Since sofar the role of other RNA modifications is less known it makes sense to summarize some of them, still, a more consistent way of structuring and numbering as well as naming the several subsections would be more comprehensible, including the numbering of subsubsections.
(.) The conclusion could summarize the most promising targets for a directed therapy (partly mentioned before), or other hypothetised candidates if applicable.
Author Response
We thank reviewer for a thorough revision of our manuscript. Please find below our response to reviewer’s comments.
Point 1:
Modomics is introduced but other databses and resources could also be mentioned for the sake of comprehensiveness.
Response 1:
Corrected. We have mentioned RNAMDB and RMBase v2.0 in addition to MODOMICS.
Point 2:
The only figure presented in this review summarizes main apopototic signaling relevant for glioma cells, although the main focus should be set on possible modifications or even hypothesized connections of RNA regulators to the depicted signaling excerpt, possibly as additional or refined subfigure.
Response 2:
Corrected. We have added Figure 2. summarizing modifications mentioned in our review and key regulators of these modifications.
Point 3:
The structure of summarizing the various types of modifications could be refined, s.a. using numbering for paragraphs of the 3 main types of regulators of writers, erasers and readers of m6A.

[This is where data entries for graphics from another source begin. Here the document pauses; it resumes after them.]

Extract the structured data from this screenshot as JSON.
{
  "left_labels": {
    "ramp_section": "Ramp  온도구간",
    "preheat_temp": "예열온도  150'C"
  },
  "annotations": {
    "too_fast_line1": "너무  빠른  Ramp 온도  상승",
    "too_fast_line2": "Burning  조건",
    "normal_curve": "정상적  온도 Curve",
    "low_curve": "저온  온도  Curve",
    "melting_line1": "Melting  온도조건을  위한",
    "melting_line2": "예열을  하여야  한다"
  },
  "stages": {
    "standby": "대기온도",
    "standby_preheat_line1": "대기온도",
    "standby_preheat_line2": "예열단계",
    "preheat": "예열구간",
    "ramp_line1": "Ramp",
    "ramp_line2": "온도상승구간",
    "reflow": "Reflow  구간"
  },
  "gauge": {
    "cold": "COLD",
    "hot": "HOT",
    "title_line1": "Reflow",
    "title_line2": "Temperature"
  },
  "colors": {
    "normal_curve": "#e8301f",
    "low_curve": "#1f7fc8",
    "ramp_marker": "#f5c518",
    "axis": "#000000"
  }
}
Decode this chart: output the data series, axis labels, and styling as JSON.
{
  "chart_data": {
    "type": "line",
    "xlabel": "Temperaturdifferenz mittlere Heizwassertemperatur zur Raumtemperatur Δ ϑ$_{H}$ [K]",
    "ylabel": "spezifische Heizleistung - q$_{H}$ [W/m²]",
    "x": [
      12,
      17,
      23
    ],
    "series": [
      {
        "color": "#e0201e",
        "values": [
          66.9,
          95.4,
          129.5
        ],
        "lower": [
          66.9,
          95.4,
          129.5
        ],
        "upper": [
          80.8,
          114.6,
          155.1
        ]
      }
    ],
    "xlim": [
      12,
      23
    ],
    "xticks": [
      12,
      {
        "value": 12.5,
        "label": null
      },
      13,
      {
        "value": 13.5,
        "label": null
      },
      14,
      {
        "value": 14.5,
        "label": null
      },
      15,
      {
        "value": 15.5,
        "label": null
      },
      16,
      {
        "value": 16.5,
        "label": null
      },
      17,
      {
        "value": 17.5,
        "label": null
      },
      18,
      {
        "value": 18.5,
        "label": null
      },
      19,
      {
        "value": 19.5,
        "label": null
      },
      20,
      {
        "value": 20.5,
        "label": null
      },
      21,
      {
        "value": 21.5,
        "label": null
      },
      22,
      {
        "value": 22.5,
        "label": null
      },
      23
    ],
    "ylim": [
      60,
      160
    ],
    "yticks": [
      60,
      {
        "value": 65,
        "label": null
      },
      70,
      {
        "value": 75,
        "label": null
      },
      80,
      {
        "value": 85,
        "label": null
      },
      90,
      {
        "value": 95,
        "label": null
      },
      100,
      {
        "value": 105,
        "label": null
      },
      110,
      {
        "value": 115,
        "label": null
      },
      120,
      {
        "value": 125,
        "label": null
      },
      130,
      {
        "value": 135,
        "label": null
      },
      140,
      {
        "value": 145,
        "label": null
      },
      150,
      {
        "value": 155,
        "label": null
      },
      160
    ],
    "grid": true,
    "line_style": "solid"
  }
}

Since sofar the role of other RNA modifications is less known it makes sense to summarize some of them, still, a more consistent way of structuring and numbering as well as naming the several subsections would be more comprehensible, including the numbering of subsubsections.
Response 3:
Corrected. We have added numbering of the subsubsections in “Other modifications” subsection, a new subsubsection “m7G modification”, and a few words about uridine-to-pseudouridine modification in addition to snoRNA description.
Point 4:
The conclusion could summarize the most promising targets for a directed therapy (partly mentioned before), or other hypothetised candidates if applicable.
Response 4:
Corrected. We have added in conclusion promising targets mentioned before and tools for further research.
Corrected text is displayed in red color.
We highlighted (red highlighted text) all changes made when revising the manuscript to make it easier for the Editors to give a prompt decision on manuscript.
Yours faithfully,
Dymova Maya.
Round 2
Reviewer 1 Report
Final decision
In conclusion, I appreciate the modifications that the authors brought to their manuscript according to the reviewer comments. The authors have made several changes in the manuscript, which has resulted in an improved new version of the article. As it was told, this article does not go give relevant information on previous retrospective published surveys on this issue. Regrettably, the reviewer considerations have been partially solved by the authors.